AK Parti teşkilatlarının yüzde 50’si yenilenecek.
Haberde “Cumhurbaşkanı ve AK Parti Genel Başkanı Tayyip Erdoğan’ın son dönemde sık sık dile getirdiği metal yorgunluğunu aşmak için düğmeye basıldı.
Hafta sonu başlayacak ilçe kongreleri ve ardından gerçekleştirilecek il kongrelerinde teşkilatların yüzde 40-50’si değişecek.
Bu doğrultuda bir ay boyunca kapsamlı bir çalışma yürütülerek, adaylarla ilgili geniş bir rapor hazırlandı. “Rapor önceki gün AK Parti’nin MYK toplantısında Erdoğan’a sunuldu” deniliyor.
Bu ve buna benzer, ‘değişim’, ‘dönüşüm, ‘yeniden yapılanma’ haberleri halkoylamasının hemen ardından gündemden hiç düşmedi.
Hatta bu değişim ve yeniden yapılanma doğrultusunda adaylık ölçüleri dahi yayınlandı.
İşte bunlardan birkaçı;
FETÖ/PDY bağlantılı örgütle uzaktan, yakından ve geçmişinde hiçbir iz bulunmayacak.
Belediye başkanı, milletvekili veyahut teşkilatlarda görev alacak kişilerin vatandaşla iyi ilişki içinde ve onların dertlerine ortak olmaları beklenecek.
Liyakatli ve Mütevazı ve halkın içinden gelen bir kişi olacak.
Bir diğer dikkat çekici ölçü de “Ranta bulaşmamış” bir aday olacak.
Toplam 10 ölçü sayılıyor ama ben sadece bu dört tanesini değerlendirilebilir buldum.
Bu ölçülere birkaç itirazım var;
Bunlardan en önemlisi;
Partinin kuruluşunda bu temel ölçüler ortaya konmamış mıydı? Konmuşsa ne oldu da bu ölçüler unutuldu ve yeniden hatırlatılma ihtiyacı hasıl oldu?
Konmamışsa şimdi bu ölçüleri koymanın ne anlamı var ki?
Bir diğer itirazım;
Siyaset insan öğüten bir değirmen haline geldi memleketimizde.
Diyelim ki yukarıda zikredilen vasıflarda aday bulduk, ama siyasetin öğütücü, kırıcı ve yok edici özelliği bu insanları eski halinde bırakmıyor.
Ya çok kısa sürede değişiyorlar ve ‘kurt siyasetçi’ tabir edilen şekle giriyorlar,
Ya da değirmende öğütülüp tanınmaz, bilinmez hal alıyorlar,
Veyahut siyasetin o tarifi mümkün olmayan vefasızlığından mıdır nedir, Kırılıp un ufak oluyor, yok olup bir kenarda küskünleri oynuyorlar.
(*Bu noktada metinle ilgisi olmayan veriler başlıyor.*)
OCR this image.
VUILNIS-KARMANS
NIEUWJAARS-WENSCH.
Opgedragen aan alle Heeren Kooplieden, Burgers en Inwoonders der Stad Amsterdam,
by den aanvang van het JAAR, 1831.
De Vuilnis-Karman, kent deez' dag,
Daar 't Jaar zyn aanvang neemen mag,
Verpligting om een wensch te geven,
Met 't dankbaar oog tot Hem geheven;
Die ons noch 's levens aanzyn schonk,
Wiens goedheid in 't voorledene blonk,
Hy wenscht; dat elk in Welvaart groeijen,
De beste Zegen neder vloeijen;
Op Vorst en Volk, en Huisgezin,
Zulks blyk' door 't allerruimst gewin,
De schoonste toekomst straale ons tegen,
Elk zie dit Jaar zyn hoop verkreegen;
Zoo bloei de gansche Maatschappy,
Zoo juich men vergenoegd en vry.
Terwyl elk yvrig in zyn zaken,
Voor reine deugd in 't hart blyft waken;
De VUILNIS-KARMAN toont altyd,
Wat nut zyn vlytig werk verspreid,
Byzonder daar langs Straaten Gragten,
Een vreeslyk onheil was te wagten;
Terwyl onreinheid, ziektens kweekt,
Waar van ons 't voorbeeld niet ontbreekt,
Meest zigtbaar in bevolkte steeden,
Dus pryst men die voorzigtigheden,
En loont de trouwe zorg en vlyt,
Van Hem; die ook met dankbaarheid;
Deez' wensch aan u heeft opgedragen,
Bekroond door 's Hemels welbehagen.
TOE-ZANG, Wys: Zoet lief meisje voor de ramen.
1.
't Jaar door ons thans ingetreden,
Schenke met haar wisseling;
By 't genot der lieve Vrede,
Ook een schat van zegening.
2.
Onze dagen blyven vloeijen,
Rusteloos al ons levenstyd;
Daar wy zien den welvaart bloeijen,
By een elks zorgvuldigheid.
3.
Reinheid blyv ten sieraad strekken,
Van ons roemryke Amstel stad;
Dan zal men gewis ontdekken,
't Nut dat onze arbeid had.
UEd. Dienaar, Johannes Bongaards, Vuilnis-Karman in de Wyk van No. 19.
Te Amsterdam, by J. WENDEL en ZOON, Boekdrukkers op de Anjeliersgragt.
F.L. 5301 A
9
Bizde siyaset küskünler üretim tesisleri gibi işliyor.
Siyasetin o çetin soğuğuna, karına, boranına ya da kavurucu sıcağına dayanabilecek ahlaki olgunlukta insanlarımız zaten evveliyatından beri siyasete uzak.
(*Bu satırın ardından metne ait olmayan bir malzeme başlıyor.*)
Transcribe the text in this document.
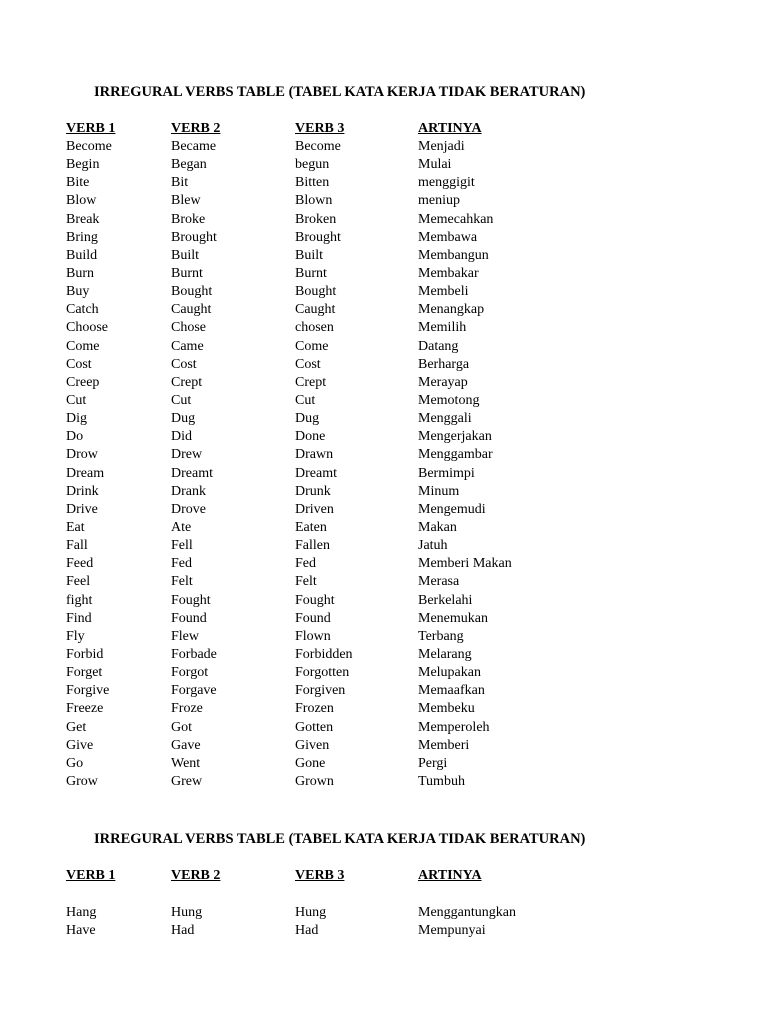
IRREGURAL VERBS TABLE (TABEL KATA KERJA TIDAK BERATURAN)
VERB 1	VERB 2	VERB 3	ARTINYA
Become	Became	Become	Menjadi
Begin	Began	begun	Mulai
Bite	Bit	Bitten	menggigit
Blow	Blew	Blown	meniup
Break	Broke	Broken	Memecahkan
Bring	Brought	Brought	Membawa
Build	Built	Built	Membangun
Burn	Burnt	Burnt	Membakar
Buy	Bought	Bought	Membeli
Catch	Caught	Caught	Menangkap
Choose	Chose	chosen	Memilih
Come	Came	Come	Datang
Cost	Cost	Cost	Berharga
Creep	Crept	Crept	Merayap
Cut	Cut	Cut	Memotong
Dig	Dug	Dug	Menggali
Do	Did	Done	Mengerjakan
Drow	Drew	Drawn	Menggambar
Dream	Dreamt	Dreamt	Bermimpi
Drink	Drank	Drunk	Minum
Drive	Drove	Driven	Mengemudi
Eat	Ate	Eaten	Makan
Fall	Fell	Fallen	Jatuh
Feed	Fed	Fed	Memberi Makan
Feel	Felt	Felt	Merasa
fight	Fought	Fought	Berkelahi
Find	Found	Found	Menemukan
Fly	Flew	Flown	Terbang
Forbid	Forbade	Forbidden	Melarang
Forget	Forgot	Forgotten	Melupakan
Forgive	Forgave	Forgiven	Memaafkan
Freeze	Froze	Frozen	Membeku
Get	Got	Gotten	Memperoleh
Give	Gave	Given	Memberi
Go	Went	Gone	Pergi
Grow	Grew	Grown	Tumbuh
IRREGURAL VERBS TABLE (TABEL KATA KERJA TIDAK BERATURAN)
VERB 1	VERB 2	VERB 3	ARTINYA
Hang	Hung	Hung	Menggantungkan
Have	Had	Had	Mempunyai
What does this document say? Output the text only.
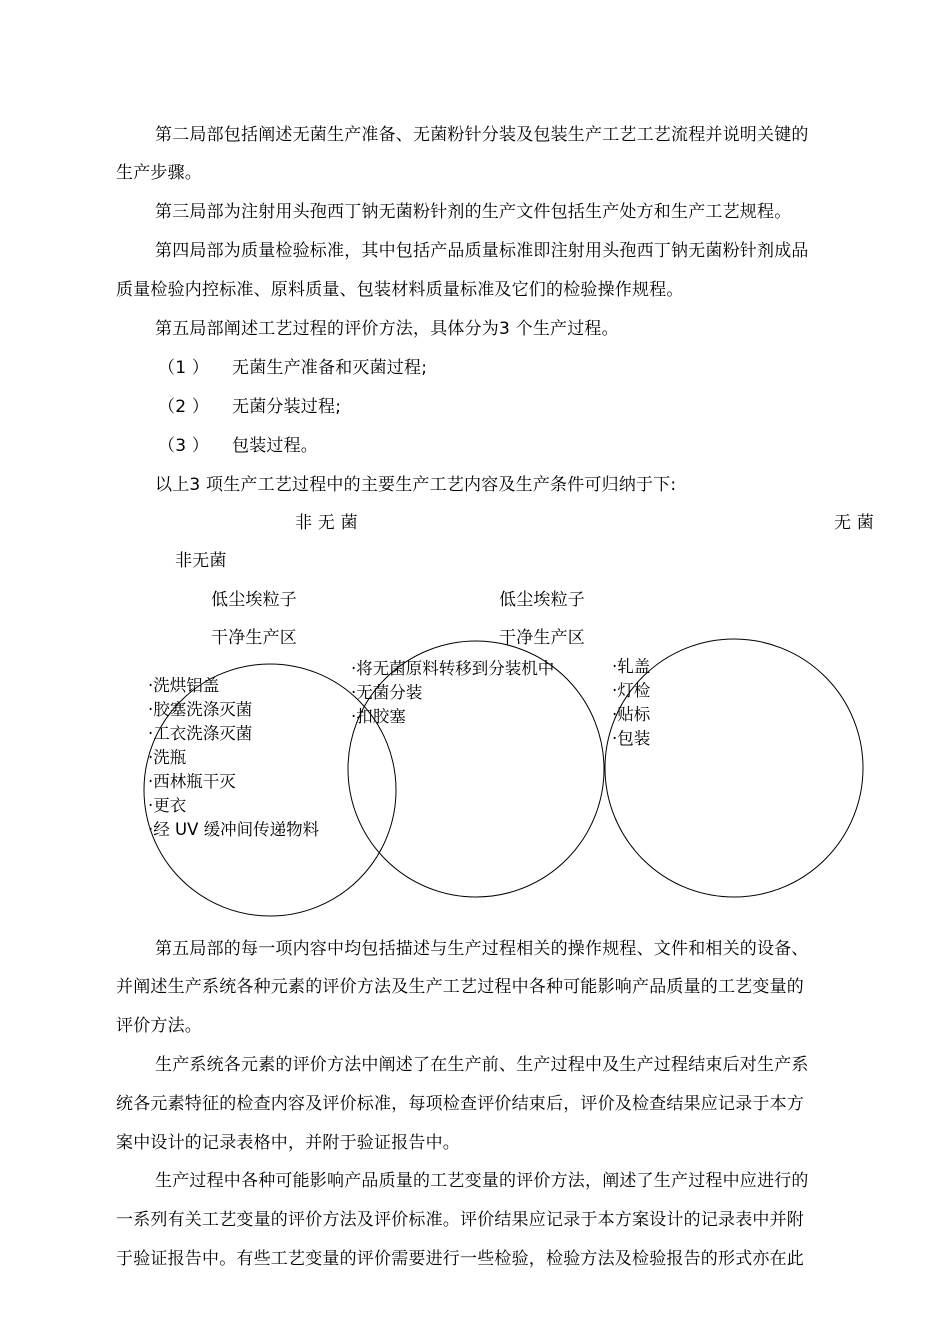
第二局部包括阐述无菌生产准备、无菌粉针分装及包装生产工艺工艺流程并说明关键的
生产步骤。
第三局部为注射用头孢西丁钠无菌粉针剂的生产文件包括生产处方和生产工艺规程。
第四局部为质量检验标准，其中包括产品质量标准即注射用头孢西丁钠无菌粉针剂成品
质量检验内控标准、原料质量、包装材料质量标准及它们的检验操作规程。
第五局部阐述工艺过程的评价方法，具体分为3 个生产过程。
（1 ） 无菌生产准备和灭菌过程;
（2 ） 无菌分装过程;
（3 ） 包装过程。
以上3 项生产工艺过程中的主要生产工艺内容及生产条件可归纳于下:
非 无 菌	无 菌
非无菌
低尘埃粒子	低尘埃粒子
干净生产区	干净生产区
·洗烘铝盖
·胶塞洗涤灭菌
·工衣洗涤灭菌
·洗瓶
·西林瓶干灭
·更衣
·经 UV 缓冲间传递物料
·将无菌原料转移到分装机中
·无菌分装
·扣胶塞
·轧盖
·灯检
·贴标
·包装
第五局部的每一项内容中均包括描述与生产过程相关的操作规程、文件和相关的设备、
并阐述生产系统各种元素的评价方法及生产工艺过程中各种可能影响产品质量的工艺变量的
评价方法。
生产系统各元素的评价方法中阐述了在生产前、生产过程中及生产过程结束后对生产系
统各元素特征的检查内容及评价标准，每项检查评价结束后，评价及检查结果应记录于本方
案中设计的记录表格中，并附于验证报告中。
生产过程中各种可能影响产品质量的工艺变量的评价方法，阐述了生产过程中应进行的
一系列有关工艺变量的评价方法及评价标准。评价结果应记录于本方案设计的记录表中并附
于验证报告中。有些工艺变量的评价需要进行一些检验，检验方法及检验报告的形式亦在此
“Siyasetin sığınacağı tek liman ahlaktır” diye meşhur söz var.
Fakat bizde tam tersi…
Siyasetçilerimiz, başlangıçta tam donanımlı ahlaki meziyetlerle işe başlasalar bile, Ankara’nın havasından mı, suyundan mı bilinmez, hemen bulundukları kabın şeklini alıveriyorlar.
Benim kanaatimce bunu sebep olan şey gelecek endişesi ve ikbal umutlarıdır.
Siyasetçilerimizi şekilden şekle sokan bu değirmenden uzak tutacak bir hal çaresi bulabilmenin imkânı da yok gibidir.
Ama şunu diyebilirsiniz:
Siyasetçilerimiz böyle de hangimiz değiliz?
Eğitimcisinden gazetecisine, hukukçusundan sağlıkçısına, ilahiyatçısından serbest meslek erbabına kadar hepimizde bir ahlaki zafiyet yok mudur?
Hülasası, şimdilik ne yeni bir siyaset ne de yeni bir toplum inşası mümkün görünüyor!